Impressed with the wine rack in the background. Is this in a restaurant or a nicely fitted out exec's office? Seeing a chip in the air with a silkscreened logo but no decent specs is like deciding which bottle to pull from the rack without reading a label. I suppose "actual silicon with specs to follow" is better than "two years of specs with silicon to follow" from Xilinx, Altera etc. At least the wine will improve by the time it hits mainstream. Initial specs are impressive, even this sceptic must admit. Well done Intel, particularly on that tired x86 architecture. Heat dissipation? Must be less than what can be pulled out through a heatsink to prevent solder reflow, so to the 20MW per chip quip above, unlikely. Even 200 Watts, look at those city nightlines and switch off two light bulbs, then get back to work.
wow, good eye, TimeMerchant!

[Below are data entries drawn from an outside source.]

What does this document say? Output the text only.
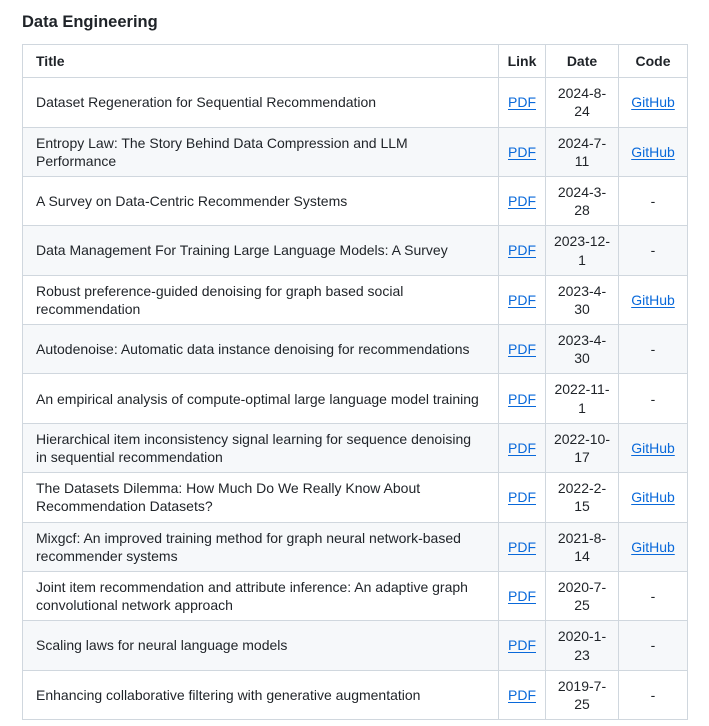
Data Engineering
Title	Link	Date	Code
Dataset Regeneration for Sequential Recommendation	PDF	2024-8-24	GitHub
Entropy Law: The Story Behind Data Compression and LLM Performance	PDF	2024-7-11	GitHub
A Survey on Data-Centric Recommender Systems	PDF	2024-3-28	-
Data Management For Training Large Language Models: A Survey	PDF	2023-12-1	-
Robust preference-guided denoising for graph based social recommendation	PDF	2023-4-30	GitHub
Autodenoise: Automatic data instance denoising for recommendations	PDF	2023-4-30	-
An empirical analysis of compute-optimal large language model training	PDF	2022-11-1	-
Hierarchical item inconsistency signal learning for sequence denoising in sequential recommendation	PDF	2022-10-17	GitHub
The Datasets Dilemma: How Much Do We Really Know About Recommendation Datasets?	PDF	2022-2-15	GitHub
Mixgcf: An improved training method for graph neural network-based recommender systems	PDF	2021-8-14	GitHub
Joint item recommendation and attribute inference: An adaptive graph convolutional network approach	PDF	2020-7-25	-
Scaling laws for neural language models	PDF	2020-1-23	-
Enhancing collaborative filtering with generative augmentation	PDF	2019-7-25	-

Not his office, no, it was the wine cellar of a restaurant in Seattle where the briefing was being held.
He wouldn't give out any details about the wattage per chip, but it certainly wasn't 20MW! That is the theoretical aim for an exascale system running these chips....
He also wasn't specific on the number of cores, sticking to the "more than 50" party line... but my bet is 64 cores with some being deactivated in order to improve yields.
The ratio of brand advocacy to informed commentary seems extraordinarily high in many of the sentiments above.
Knights Corner gets most of those flops from a very wide SIMD micro-architecture. I happen to really LIKE SIMD micro-arches, and have done quite a lot of programming for them, and from what I see of the nLRBI (that's what the instruction set was called when the device was "Larrabee") it appears to be a very-well thought out SIMD ISA, far better than SSE.
But the claim that ordinary "scalar" procedural programs written in C, Fortran etc are automatically going to be accelerated to Tflops ... simply isn't so.
If you can't exploit the SIMD width efficiently ... its a 2-issue x86 core which isn't all that different from Atom. It's the SIMD extensions that make this design "powerful." Auto-vectorizing compilers haven't lived up to the hype so far (for any microarch ... GPGPUs included).
AMD advocacy is misplaced here, because so far as I know, AMD isn't trying to compete in specialized HPC processors and/or adjunct accelerators. The competition is IBM with its spectrum of Cell/Power7/BlueGeneQ processors, and to some extent the nVidia Kepler+ARM initiative.
It's going to be an interesting competition ... I wouldn't make any predictions of success. Folks should remember that both Cell and Power7 have successively not "conquered the HPC world," and for those thinking that Intel has avoided such experiences .. remember Itanium? Or for that matter that Knight's Corner is an updated Larrabee?